Matt joins her on the porch.
“It’s not so bad here,” she smiles.
“Told you.”
“Just have to wait until spring.”
“Yep. But I like winter, too. Just give me a season—I like ’em all.”
She moves from the swing to perch on the railing. “I saw the flowers in the neighbor’s yard. I might want to get something like that going.”
“Missy, you think you’ll be able to go back to work anytime soon? I mean, if yer fully up and running now, can you find some work to do? The insurance money is about to run out.”
“What would I do?”
“Anything. Most people around here—meaning on Earth—have to do something fer a living. You could go back to the feed barn, especially now that Charlie’s gone.

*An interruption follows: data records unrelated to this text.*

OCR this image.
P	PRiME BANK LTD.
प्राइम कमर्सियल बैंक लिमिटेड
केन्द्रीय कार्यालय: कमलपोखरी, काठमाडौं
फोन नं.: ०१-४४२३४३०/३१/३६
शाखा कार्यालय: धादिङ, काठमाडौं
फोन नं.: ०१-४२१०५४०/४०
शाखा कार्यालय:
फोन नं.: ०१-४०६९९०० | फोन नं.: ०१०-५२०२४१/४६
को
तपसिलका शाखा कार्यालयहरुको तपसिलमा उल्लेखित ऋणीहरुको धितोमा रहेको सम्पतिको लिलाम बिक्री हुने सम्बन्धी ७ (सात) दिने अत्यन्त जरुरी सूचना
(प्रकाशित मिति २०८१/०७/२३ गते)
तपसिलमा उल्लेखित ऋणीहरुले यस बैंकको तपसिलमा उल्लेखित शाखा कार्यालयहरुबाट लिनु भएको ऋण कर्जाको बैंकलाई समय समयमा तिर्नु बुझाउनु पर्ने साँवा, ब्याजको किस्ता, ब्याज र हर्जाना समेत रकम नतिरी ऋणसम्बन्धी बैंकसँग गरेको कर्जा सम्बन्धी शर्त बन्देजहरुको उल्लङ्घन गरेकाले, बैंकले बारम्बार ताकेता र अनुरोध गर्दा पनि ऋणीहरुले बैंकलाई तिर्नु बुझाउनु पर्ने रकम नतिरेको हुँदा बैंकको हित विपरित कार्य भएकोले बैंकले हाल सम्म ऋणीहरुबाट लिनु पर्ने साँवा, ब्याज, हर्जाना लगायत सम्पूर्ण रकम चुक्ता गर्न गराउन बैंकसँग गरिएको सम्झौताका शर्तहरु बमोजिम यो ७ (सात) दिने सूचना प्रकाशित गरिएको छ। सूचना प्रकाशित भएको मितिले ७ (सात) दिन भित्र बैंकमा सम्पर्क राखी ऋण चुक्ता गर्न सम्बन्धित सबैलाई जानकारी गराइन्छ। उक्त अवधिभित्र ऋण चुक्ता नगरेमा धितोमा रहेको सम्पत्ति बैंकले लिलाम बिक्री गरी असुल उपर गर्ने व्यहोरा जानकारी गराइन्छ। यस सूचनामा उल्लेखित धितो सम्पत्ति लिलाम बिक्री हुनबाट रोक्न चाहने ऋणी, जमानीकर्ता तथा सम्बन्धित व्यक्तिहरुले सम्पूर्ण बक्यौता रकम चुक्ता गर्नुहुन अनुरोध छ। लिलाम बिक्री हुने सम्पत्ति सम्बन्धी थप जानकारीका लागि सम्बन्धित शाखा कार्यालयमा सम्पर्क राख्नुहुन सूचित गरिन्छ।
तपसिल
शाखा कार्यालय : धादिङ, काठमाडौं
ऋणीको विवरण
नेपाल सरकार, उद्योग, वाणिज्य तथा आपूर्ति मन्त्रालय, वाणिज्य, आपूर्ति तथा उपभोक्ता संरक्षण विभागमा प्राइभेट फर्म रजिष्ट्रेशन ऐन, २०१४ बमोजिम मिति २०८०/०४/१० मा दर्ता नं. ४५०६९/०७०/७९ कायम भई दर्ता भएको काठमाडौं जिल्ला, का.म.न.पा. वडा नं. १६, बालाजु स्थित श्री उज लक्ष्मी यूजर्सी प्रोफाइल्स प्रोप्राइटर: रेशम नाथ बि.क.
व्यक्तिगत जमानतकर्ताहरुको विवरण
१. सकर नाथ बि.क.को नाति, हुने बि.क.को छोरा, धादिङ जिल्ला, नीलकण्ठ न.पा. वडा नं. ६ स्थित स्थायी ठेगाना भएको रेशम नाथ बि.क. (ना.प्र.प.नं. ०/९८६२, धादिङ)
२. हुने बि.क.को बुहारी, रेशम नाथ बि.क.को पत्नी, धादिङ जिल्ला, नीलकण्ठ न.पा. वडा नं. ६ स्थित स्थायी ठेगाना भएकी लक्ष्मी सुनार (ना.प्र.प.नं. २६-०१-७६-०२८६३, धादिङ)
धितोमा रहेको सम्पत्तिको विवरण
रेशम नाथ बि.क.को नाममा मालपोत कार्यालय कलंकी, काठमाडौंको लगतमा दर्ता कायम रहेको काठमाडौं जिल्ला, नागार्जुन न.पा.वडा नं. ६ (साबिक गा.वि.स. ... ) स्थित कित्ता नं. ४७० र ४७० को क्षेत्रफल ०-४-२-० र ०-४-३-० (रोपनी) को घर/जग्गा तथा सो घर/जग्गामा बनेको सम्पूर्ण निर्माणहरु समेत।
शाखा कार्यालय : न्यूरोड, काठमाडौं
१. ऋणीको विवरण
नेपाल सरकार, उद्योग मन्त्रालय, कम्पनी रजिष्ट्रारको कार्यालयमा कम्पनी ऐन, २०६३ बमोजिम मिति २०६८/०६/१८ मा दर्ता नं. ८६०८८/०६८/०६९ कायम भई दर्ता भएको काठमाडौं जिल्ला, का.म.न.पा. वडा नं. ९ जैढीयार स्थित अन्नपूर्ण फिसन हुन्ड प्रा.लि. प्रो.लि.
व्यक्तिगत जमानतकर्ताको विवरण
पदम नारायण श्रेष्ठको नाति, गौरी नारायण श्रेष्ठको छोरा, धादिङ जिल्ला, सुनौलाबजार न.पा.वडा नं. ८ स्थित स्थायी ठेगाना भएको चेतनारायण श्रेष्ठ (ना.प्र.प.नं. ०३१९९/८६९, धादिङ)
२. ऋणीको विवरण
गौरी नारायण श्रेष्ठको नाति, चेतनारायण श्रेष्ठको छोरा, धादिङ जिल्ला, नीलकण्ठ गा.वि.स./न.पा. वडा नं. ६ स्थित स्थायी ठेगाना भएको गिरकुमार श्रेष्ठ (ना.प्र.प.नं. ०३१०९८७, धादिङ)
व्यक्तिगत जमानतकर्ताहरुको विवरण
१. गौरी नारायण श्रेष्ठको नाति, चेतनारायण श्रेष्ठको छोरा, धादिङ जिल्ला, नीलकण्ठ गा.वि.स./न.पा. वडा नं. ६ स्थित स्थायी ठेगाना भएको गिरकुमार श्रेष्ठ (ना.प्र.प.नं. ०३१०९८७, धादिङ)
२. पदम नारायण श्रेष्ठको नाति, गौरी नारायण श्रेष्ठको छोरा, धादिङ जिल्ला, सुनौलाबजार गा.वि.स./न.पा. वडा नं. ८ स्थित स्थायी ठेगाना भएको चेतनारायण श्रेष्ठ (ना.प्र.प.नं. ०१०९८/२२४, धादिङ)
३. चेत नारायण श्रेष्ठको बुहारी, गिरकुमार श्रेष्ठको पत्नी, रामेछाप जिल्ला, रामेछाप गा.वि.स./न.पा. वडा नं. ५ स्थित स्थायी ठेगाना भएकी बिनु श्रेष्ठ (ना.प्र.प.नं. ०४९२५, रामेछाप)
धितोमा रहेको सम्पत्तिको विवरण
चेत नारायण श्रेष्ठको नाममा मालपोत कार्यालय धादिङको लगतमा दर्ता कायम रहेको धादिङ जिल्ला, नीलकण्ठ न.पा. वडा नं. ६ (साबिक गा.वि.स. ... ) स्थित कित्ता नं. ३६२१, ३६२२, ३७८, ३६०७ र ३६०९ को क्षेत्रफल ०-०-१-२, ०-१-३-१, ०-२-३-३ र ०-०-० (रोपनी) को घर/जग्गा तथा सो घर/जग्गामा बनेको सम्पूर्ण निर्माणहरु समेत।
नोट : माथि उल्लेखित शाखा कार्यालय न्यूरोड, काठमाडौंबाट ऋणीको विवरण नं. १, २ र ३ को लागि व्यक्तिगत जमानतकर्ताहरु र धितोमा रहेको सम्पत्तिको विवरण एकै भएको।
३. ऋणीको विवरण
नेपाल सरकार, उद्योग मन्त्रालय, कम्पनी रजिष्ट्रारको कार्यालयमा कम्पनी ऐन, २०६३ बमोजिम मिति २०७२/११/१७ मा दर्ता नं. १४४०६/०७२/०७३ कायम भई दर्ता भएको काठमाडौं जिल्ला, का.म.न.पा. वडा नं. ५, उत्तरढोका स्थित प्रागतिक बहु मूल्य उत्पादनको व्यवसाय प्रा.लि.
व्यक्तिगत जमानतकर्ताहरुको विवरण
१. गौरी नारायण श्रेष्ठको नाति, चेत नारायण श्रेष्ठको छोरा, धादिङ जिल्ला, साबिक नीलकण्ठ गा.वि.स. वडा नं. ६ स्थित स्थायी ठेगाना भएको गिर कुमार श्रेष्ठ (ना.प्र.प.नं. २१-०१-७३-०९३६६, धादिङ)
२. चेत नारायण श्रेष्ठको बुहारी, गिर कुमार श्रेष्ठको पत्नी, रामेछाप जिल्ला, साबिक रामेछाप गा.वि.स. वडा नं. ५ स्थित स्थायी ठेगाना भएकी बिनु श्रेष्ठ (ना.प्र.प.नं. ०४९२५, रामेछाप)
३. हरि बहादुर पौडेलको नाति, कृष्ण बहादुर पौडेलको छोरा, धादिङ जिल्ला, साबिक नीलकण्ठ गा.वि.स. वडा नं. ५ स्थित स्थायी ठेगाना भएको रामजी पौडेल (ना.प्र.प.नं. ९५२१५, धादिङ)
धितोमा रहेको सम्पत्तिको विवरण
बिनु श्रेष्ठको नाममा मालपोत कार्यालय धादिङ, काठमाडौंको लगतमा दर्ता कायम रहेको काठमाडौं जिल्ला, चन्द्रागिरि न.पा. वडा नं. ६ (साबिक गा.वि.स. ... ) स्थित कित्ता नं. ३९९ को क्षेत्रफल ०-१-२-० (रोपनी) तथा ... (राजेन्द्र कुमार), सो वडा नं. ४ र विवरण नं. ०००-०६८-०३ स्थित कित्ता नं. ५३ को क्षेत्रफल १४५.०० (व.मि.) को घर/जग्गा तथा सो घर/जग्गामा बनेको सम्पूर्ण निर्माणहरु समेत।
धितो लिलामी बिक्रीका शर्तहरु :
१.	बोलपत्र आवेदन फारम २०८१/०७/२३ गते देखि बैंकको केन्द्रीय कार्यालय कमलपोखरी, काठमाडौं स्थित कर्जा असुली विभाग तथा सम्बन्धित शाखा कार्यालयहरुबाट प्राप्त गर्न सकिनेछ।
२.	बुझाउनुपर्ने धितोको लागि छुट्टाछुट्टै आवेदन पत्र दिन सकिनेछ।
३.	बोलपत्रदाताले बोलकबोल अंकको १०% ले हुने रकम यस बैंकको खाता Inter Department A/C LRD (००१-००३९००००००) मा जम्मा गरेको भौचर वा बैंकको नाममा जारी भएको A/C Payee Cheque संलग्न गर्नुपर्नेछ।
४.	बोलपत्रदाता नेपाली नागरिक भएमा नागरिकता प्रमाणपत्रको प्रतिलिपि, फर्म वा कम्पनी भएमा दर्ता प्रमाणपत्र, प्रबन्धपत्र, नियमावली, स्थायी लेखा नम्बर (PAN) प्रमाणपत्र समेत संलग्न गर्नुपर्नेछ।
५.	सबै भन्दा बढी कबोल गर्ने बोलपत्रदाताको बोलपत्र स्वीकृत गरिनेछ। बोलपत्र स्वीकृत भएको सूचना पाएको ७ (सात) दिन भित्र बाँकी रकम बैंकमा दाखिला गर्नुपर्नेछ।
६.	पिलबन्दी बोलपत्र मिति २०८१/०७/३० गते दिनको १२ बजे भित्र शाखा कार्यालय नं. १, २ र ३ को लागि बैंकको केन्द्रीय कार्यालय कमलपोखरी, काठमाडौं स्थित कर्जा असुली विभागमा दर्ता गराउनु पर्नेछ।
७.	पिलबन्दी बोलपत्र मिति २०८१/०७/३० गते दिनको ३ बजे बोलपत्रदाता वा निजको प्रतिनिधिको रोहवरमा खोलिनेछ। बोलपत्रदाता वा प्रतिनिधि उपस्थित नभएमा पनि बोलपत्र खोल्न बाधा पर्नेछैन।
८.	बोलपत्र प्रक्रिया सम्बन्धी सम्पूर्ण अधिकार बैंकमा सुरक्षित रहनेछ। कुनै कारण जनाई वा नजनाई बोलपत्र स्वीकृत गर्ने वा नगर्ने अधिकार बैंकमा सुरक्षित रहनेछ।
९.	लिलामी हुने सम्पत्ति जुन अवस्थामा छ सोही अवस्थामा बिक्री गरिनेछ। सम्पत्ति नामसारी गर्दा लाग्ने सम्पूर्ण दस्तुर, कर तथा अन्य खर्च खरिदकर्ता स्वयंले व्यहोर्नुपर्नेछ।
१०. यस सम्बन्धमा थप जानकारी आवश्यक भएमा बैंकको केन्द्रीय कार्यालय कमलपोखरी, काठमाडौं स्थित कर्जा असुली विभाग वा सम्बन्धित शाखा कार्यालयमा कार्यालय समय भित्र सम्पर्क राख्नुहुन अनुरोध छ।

The old Missy never liked it there.”
“Now you know why.”
“Why in creation would she have worked there, considering all he did to her?”
Missy had been thinking about that a great deal. “I think she stole from him, to try to make up for what he stole from her, and otherwise made his life miserable there,” she says.
“Yep, sounds like something Missy’d do.”
“Of course it didn’t work…in fact it had the opposite effect, as actions like that tend to do.”
Matt contemplates her words for a couple of minutes. “Well,” he finally says, “you gotta do somethin’. I mean, it’d be one thing if yer raising a family.”
“Maybe I can do that.”
He does a double take. “Missy never could.”
“I’m not Missy. Well, not entirely, anyway.”
“What’re you sayin’?”
She doesn’t answer, just smiles.
“Are you sayin’—” his voice breaks off.
“Yes, I’m saying that,” she says.
Matt looks out at the fields. “I don’t know what to say. I mean, what kind of being will it be?”
“It’ll be human. I’m in a human body. You’re human. Together that makes a human baby.”